Acho que se canta maravilhosamente bem em Portugal mas o problema dos mais novos é o problema dos mais velhos. A dificuldade de divulgação. Se eu ajudei? Forçosamente. Escrevendo para os mais novos, ajudando, trabalhando quando me pedem. Mas não sou só eu. A música é para fazer em conjunto. Há algum tempo, houve muita malta a trabalhar em casa só com o computador mas essas pessoas chegaram à conclusão de que têm que trabalhar com os outros. Uma coisa é a música que sai em computador, outra é tocar aquilo. O Agir é um exemplo: quis fazer arranjos para violinos, metais e tem-lhe dado prazer. Ficou-lhe o bichinho.

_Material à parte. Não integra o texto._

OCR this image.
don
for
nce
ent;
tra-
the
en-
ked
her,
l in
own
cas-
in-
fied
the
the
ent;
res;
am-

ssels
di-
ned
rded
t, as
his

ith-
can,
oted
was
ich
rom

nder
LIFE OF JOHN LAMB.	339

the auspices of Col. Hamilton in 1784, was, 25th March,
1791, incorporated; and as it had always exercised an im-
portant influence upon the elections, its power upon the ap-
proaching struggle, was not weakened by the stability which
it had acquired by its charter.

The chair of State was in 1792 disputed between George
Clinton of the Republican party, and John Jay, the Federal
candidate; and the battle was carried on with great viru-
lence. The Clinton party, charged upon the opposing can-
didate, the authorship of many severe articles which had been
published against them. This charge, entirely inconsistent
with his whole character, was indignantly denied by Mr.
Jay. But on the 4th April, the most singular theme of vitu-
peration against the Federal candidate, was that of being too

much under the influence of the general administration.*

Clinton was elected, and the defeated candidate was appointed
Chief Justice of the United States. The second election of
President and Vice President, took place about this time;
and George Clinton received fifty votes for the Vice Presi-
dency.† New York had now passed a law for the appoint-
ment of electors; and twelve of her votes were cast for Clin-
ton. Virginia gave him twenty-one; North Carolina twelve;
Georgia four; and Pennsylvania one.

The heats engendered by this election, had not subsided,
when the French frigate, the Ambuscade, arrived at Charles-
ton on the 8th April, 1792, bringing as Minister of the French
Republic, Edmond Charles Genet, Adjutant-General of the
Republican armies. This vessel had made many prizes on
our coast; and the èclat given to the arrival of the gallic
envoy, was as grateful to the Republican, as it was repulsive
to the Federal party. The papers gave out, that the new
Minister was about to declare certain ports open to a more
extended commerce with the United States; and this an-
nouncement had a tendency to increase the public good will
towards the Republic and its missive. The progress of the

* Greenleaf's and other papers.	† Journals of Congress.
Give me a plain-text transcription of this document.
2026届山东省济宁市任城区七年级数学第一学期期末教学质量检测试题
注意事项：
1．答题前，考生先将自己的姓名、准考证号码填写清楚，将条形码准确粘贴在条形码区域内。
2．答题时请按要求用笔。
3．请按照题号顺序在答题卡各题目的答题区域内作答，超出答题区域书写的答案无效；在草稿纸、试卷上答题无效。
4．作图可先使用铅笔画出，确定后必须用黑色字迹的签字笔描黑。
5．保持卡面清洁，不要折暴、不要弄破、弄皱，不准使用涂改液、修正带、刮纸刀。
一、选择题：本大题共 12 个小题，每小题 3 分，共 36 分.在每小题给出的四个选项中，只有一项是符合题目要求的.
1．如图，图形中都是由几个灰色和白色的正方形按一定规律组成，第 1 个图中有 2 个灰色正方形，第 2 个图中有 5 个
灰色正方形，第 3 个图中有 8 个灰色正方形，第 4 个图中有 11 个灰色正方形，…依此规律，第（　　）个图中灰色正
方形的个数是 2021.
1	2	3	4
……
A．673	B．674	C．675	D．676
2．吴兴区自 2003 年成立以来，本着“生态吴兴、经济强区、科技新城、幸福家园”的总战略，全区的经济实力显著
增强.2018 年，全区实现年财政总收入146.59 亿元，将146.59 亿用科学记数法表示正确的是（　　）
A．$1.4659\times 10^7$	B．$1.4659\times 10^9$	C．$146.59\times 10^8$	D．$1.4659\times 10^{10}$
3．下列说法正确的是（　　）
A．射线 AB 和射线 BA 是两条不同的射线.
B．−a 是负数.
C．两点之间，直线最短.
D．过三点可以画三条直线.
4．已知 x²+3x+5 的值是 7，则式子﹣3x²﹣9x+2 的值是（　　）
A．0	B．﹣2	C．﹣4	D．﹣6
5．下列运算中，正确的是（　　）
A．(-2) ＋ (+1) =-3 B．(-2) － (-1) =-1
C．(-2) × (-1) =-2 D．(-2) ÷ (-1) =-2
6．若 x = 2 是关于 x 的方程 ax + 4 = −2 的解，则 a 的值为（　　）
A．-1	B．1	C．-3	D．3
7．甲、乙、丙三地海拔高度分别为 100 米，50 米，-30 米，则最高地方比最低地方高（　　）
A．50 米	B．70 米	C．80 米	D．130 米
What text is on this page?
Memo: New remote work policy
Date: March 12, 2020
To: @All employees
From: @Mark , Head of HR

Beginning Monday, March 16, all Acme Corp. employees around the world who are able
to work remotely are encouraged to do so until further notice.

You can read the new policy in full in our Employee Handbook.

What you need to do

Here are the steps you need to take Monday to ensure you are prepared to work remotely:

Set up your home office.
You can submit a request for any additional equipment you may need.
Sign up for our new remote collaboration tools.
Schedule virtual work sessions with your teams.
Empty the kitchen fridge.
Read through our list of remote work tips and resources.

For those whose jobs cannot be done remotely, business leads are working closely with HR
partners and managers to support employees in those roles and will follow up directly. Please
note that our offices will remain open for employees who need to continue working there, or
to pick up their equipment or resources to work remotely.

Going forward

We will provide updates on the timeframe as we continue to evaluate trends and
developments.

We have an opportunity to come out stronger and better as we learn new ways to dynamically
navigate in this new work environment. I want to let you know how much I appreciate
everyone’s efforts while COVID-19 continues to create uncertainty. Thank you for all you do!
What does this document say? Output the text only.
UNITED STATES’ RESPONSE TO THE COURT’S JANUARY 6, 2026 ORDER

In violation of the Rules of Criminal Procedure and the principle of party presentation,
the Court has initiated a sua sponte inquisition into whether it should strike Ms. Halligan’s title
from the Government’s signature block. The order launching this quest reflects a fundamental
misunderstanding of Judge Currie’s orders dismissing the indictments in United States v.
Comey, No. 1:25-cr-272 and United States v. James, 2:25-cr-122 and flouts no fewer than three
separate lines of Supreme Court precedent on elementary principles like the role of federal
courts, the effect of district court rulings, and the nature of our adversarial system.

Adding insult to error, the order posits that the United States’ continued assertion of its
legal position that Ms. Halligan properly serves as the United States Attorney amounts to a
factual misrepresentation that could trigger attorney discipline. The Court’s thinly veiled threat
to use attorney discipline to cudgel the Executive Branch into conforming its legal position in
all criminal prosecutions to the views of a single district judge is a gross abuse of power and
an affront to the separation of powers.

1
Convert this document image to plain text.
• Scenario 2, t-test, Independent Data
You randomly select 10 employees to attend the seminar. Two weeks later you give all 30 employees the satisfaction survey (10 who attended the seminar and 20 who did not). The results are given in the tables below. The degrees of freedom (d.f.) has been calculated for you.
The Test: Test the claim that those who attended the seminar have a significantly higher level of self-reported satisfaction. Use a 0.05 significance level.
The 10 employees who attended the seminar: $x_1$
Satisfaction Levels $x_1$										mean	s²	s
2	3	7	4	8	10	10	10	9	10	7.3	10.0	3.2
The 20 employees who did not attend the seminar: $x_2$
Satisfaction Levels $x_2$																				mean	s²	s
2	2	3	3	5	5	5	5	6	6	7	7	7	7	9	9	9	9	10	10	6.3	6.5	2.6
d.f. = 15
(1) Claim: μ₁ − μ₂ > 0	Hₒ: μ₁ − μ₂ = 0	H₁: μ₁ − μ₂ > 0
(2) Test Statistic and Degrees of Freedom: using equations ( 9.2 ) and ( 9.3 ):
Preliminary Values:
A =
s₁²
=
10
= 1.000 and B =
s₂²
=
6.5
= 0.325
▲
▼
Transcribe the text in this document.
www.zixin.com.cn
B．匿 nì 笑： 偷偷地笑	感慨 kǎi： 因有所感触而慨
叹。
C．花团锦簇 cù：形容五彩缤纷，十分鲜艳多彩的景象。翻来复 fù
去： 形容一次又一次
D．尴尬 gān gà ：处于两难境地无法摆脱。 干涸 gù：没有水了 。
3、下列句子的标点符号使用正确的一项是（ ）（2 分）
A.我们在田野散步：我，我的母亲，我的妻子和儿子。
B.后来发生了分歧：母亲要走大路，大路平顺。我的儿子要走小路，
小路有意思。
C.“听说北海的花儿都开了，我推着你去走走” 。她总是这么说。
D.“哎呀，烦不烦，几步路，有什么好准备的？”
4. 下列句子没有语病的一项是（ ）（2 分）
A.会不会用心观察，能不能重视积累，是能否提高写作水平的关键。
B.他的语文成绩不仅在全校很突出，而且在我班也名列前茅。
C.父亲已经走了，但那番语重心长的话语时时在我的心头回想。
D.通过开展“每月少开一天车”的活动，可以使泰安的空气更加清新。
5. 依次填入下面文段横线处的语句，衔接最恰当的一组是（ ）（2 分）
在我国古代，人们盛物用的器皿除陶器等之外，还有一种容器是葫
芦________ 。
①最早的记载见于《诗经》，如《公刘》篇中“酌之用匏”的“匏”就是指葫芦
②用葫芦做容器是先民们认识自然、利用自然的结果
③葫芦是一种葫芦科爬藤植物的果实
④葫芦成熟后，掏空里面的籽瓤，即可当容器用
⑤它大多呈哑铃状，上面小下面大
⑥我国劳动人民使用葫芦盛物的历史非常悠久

Como é que observa o fenómeno Salvador Sobral [a entrevista ocorreu antes da final da Eurovisão]?

Não vi o Festival nem me interessa ver mas tenho a noção, por já termos estado juntos em situações em que ninguém está a olhar – quando não é preciso vender nada a ninguém – de que é um grande músico. E parece-me ser uma enorme pessoa, que é a parte mais importante. Quanto ao fenómeno, que ele tire partido, que seja bom para ele, e não ligue muito a festivais. É uma pessoa muito bonita e canta muito bem. 

O que é se guarda primeiro, a música ou as pessoas?

A música leva às pessoas. A música faz-se por causa das pessoas. Há períodos em que nos tornamos egoístas e achamos que a música só se faz por nossa causa. Só faz sentido se provocar sentimentos nas pessoas.